I wrote this originally for a s'lichot service in2005, after the attacks. Portions of it were read at a community remembrance five years ago, and I posted it here in 2007. Today Sam and I will sing in the choir at the 10th-anniversary community service. I could write all day and I would not improve on what I wrote before, so I offer it again.
May we find peace.
The
central prayer of Judaism is an act of witnessing. When the sh’ma is
written out in the Torah, the ayin and daled are enlarged. Ayin daled.
Ed. Witness. The sh’ma itself is an act of witnessing the presence of
God. It is also a command to be witnesses, for it is not enough to
“listen, O Israel”. We must also speak the words, and teach them.
Witnessing is an act.
We do not always know what it is we are
called to witness, and on September 11th, 2001, I do not know. First
there were voices – announcers on the radio; patients coming in and
sharing what they knew; my brother, finally, at his office in midtown
Manhattan. Then there were images, compressed into a terrifying
narrative arc – see the first plane, see the second plane. Then the
fire. Now the towers collapse. Watch it again. Watch it again.
But
watching is not witnessing. We watch only with our eyes. Watchers
don’t participate. Watchers stand apart. Our tradition calls us to do
more than watch; our tradition demands that we witness. Witnessing is
an act that requires our entire beings. It calls on memory, courage,
voice and spirit. It is not enough to watch. We must also know. What
we know, we must remember. And that memory calls us to act.
Another
televised narrative arc: a black-hooded head on a concrete hotel
balcony in Munich. I am twelve years old. My parents do not shield me.
I hear my mother say “Don’t you ever forget: this is what it means to
be a Jew”. Twenty years later, a single shot of that hood, that
balcony, on another television show leaves me shaking. I have not
forgotten.
But remembering alone is not witnessing. It is not
acting. It is simply terror. It leaves us silent, isolated, paralyzed.
At twelve, I could not be a witness. Thirty years later, I had
learned that there was more to being a Jew than being afraid, alone, and
powerless. So on September 12th, I found myself at morning minyan,
holding my daughter and feeling both at home and out of place in a
different shul. The prayerbook was unfamiliar. I realized that I was
worshiping in a congregation where I could not stand and recite the
Kaddish Yatom unless I were officially in mourning. At first, I
resented what felt like an archaic rule. I wanted the comfort, the peace
that comes from raising my voice in the ancient cadences. I did not
want to listen; I had heard enough of other voices. I wanted to speak,
but I did not. But as I chanted the lines of response, I realized this
was why I came – it was the act of witnessing. It transformed the
watching of the day before into something far more powerful. Mine was
one voice in many that said “I see. I hear. I am present for this
moment of grief”.
To act on that presence is to raise my voice
against the re-interpretations and misinterpretations of events, to
speak my truth about what happened that day and why. That narrative arc
we see on television is only one heavily edited version of reality. If
I am truly to be a witness, I must find the courage to speak out
against the abuse of that powerful tool, the visual image of tragedy and
fear. Fear can isolate us. We may feel safer if we lash out or hide
away behind walls. It is easy and comforting to demonize the Other, to
hold onto our grief as it transforms into rage. But when we do so, we
forget the lesson of the sh’ma; we no longer are witnesses to God’s
presence. The presence of God lives in each of us, in that small piece
of the Schechinah that we were each created to hold. I catch glimpses
of it when I am lucky enough to be in the presence of healing, of that
deep connection that exists when I am really seen and really see-ing.
It
is the Shabbat after my grandmother’s death. We meet on our screened
porch for services, and we do not have a minyan. I know that we are not
supposed to say Kaddish, and
yet I deeply need to do so.
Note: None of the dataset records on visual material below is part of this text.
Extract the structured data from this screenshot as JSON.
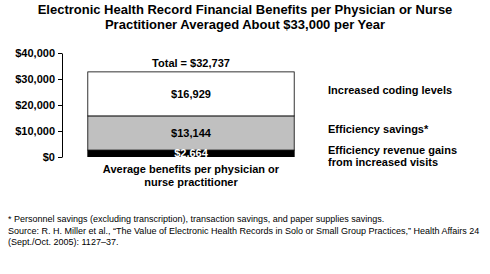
{
  "chart_data": {
    "type": "bar",
    "title": "Electronic Health Record Financial Benefits per Physician or Nurse Practitioner Averaged About $33,000 per Year",
    "categories": [
      "Average benefits per physician or nurse practitioner"
    ],
    "series": [
      {
        "name": "Efficiency revenue gains from increased visits",
        "color": "#000000",
        "values": [
          2664
        ],
        "value_labels": [
          "$2,664"
        ]
      },
      {
        "name": "Efficiency savings*",
        "color": "#c0c0c0",
        "values": [
          13144
        ],
        "value_labels": [
          "$13,144"
        ]
      },
      {
        "name": "Increased coding levels",
        "color": "#ffffff",
        "values": [
          16929
        ],
        "value_labels": [
          "$16,929"
        ]
      }
    ],
    "stacked": true,
    "data_labels": true,
    "grid": false,
    "ylim": [
      0,
      40000
    ],
    "yticks": [
      {
        "value": 0,
        "label": "$0"
      },
      {
        "value": 10000,
        "label": "$10,000"
      },
      {
        "value": 20000,
        "label": "$20,000"
      },
      {
        "value": 30000,
        "label": "$30,000"
      },
      {
        "value": 40000,
        "label": "$40,000"
      }
    ],
    "annotations": [
      {
        "text": "Total = $32,737"
      }
    ],
    "notes": [
      "* Personnel savings (excluding transcription), transaction savings, and paper supplies savings.",
      "Source: R. H. Miller et al., “The Value of Electronic Health Records in Solo or Small Group Practices,” Health Affairs 24 (Sept./Oct. 2005): 1127–37."
    ]
  }
}
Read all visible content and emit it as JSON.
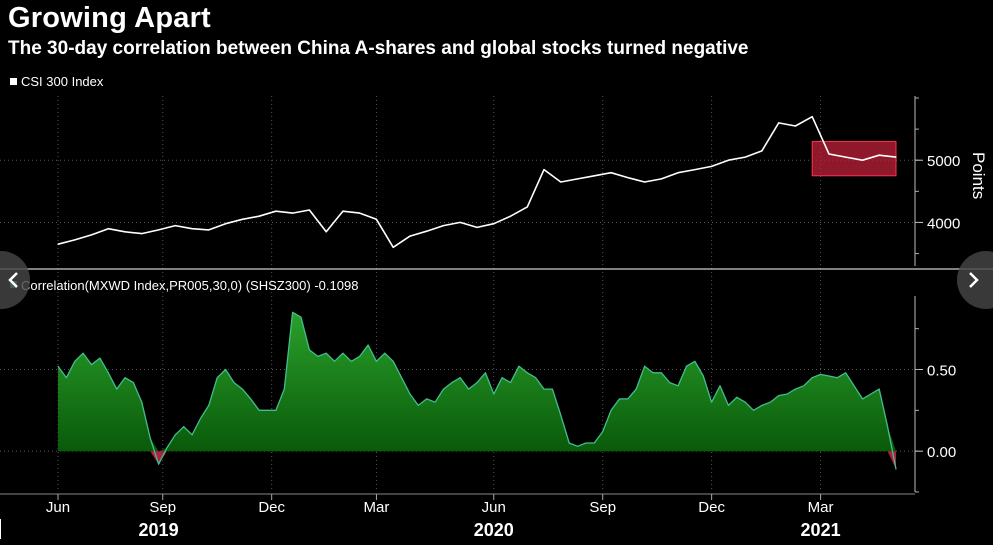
{
  "title": "Growing Apart",
  "subtitle": "The 30-day correlation between China A-shares and global stocks turned negative",
  "colors": {
    "background": "#000000",
    "csi_line": "#ffffff",
    "corr_fill": "#1a8a1a",
    "corr_line": "#3fbf8f",
    "negative_fill": "#b02040",
    "highlight": "#c0203a",
    "grid": "#555555"
  },
  "icons": {
    "prev": "chevron-left-icon",
    "next": "chevron-right-icon"
  },
  "chart_data": [
    {
      "type": "line",
      "legend": "CSI 300 Index",
      "ylabel": "Points",
      "ylim": [
        3300,
        6000
      ],
      "yticks": [
        {
          "value": 4000,
          "label": "4000"
        },
        {
          "value": 5000,
          "label": "5000"
        }
      ],
      "x": [
        0,
        2,
        4,
        6,
        8,
        10,
        12,
        14,
        16,
        18,
        20,
        22,
        24,
        26,
        28,
        30,
        32,
        34,
        36,
        38,
        40,
        42,
        44,
        46,
        48,
        50,
        52,
        54,
        56,
        58,
        60,
        62,
        64,
        66,
        68,
        70,
        72,
        74,
        76,
        78,
        80,
        82,
        84,
        86,
        88,
        90,
        92,
        94,
        96,
        98,
        100
      ],
      "values": [
        3650,
        3720,
        3800,
        3900,
        3850,
        3820,
        3880,
        3950,
        3900,
        3880,
        3980,
        4050,
        4100,
        4180,
        4150,
        4200,
        3850,
        4180,
        4150,
        4050,
        3600,
        3780,
        3860,
        3950,
        4000,
        3920,
        3980,
        4100,
        4250,
        4850,
        4650,
        4700,
        4750,
        4800,
        4720,
        4650,
        4700,
        4800,
        4850,
        4900,
        5000,
        5050,
        5150,
        5600,
        5550,
        5700,
        5100,
        5050,
        5000,
        5080,
        5050
      ],
      "highlight_range": {
        "x_from": 90,
        "x_to": 100,
        "y_from": 4750,
        "y_to": 5300
      }
    },
    {
      "type": "area",
      "legend": "Correlation(MXWD Index,PR005,30,0) (SHSZ300) -0.1098",
      "ylim": [
        -0.25,
        0.95
      ],
      "yticks": [
        {
          "value": 0.5,
          "label": "0.50"
        },
        {
          "value": 0.0,
          "label": "0.00"
        }
      ],
      "x": [
        0,
        1,
        2,
        3,
        4,
        5,
        6,
        7,
        8,
        9,
        10,
        11,
        12,
        13,
        14,
        15,
        16,
        17,
        18,
        19,
        20,
        21,
        22,
        23,
        24,
        25,
        26,
        27,
        28,
        29,
        30,
        31,
        32,
        33,
        34,
        35,
        36,
        37,
        38,
        39,
        40,
        41,
        42,
        43,
        44,
        45,
        46,
        47,
        48,
        49,
        50,
        51,
        52,
        53,
        54,
        55,
        56,
        57,
        58,
        59,
        60,
        61,
        62,
        63,
        64,
        65,
        66,
        67,
        68,
        69,
        70,
        71,
        72,
        73,
        74,
        75,
        76,
        77,
        78,
        79,
        80,
        81,
        82,
        83,
        84,
        85,
        86,
        87,
        88,
        89,
        90,
        91,
        92,
        93,
        94,
        95,
        96,
        97,
        98,
        99,
        100
      ],
      "values": [
        0.52,
        0.45,
        0.55,
        0.6,
        0.53,
        0.57,
        0.48,
        0.38,
        0.45,
        0.42,
        0.3,
        0.08,
        -0.08,
        0.02,
        0.1,
        0.15,
        0.1,
        0.2,
        0.28,
        0.45,
        0.5,
        0.42,
        0.38,
        0.32,
        0.25,
        0.25,
        0.25,
        0.38,
        0.85,
        0.82,
        0.62,
        0.58,
        0.6,
        0.55,
        0.6,
        0.55,
        0.58,
        0.65,
        0.55,
        0.6,
        0.55,
        0.45,
        0.35,
        0.28,
        0.32,
        0.3,
        0.38,
        0.42,
        0.45,
        0.38,
        0.42,
        0.48,
        0.35,
        0.45,
        0.42,
        0.52,
        0.48,
        0.45,
        0.38,
        0.38,
        0.22,
        0.05,
        0.03,
        0.05,
        0.05,
        0.12,
        0.25,
        0.32,
        0.32,
        0.38,
        0.52,
        0.48,
        0.48,
        0.42,
        0.4,
        0.52,
        0.55,
        0.46,
        0.3,
        0.4,
        0.28,
        0.33,
        0.3,
        0.25,
        0.28,
        0.3,
        0.34,
        0.35,
        0.38,
        0.4,
        0.45,
        0.47,
        0.46,
        0.45,
        0.48,
        0.4,
        0.32,
        0.35,
        0.38,
        0.15,
        -0.11
      ]
    }
  ],
  "x_axis": {
    "months": [
      {
        "label": "Jun",
        "x": 0
      },
      {
        "label": "Sep",
        "x": 12.5
      },
      {
        "label": "Dec",
        "x": 25.5
      },
      {
        "label": "Mar",
        "x": 38
      },
      {
        "label": "Jun",
        "x": 52
      },
      {
        "label": "Sep",
        "x": 65
      },
      {
        "label": "Dec",
        "x": 78
      },
      {
        "label": "Mar",
        "x": 91
      }
    ],
    "years": [
      {
        "label": "2019",
        "x": 12
      },
      {
        "label": "2020",
        "x": 52
      },
      {
        "label": "2021",
        "x": 91
      }
    ]
  }
}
My friends, my witnesses, willingly
participate. It is a gift I treasure. My grief is eased by their
presence.
From that moment of presence both the mourners and the
witnesses gather strength. We come together at terrible times to act as
a community, to forge new memories and hear stories that will help us
to act on our values, to live out our prayers and our hopes rather than
our fears. The Kaddish we speak
out of our deepest grief is composed words of praise for the Divine,
and by witnessing that paradox of praise and pain we can conquer the
isolation of terror. We can become true witnesses: not just those who
remember, but those who act to heal the world.
Never forget, this
is what it means to be a Jew. To be both a mourner and a witness. To
hear, to see and to act. Never forget.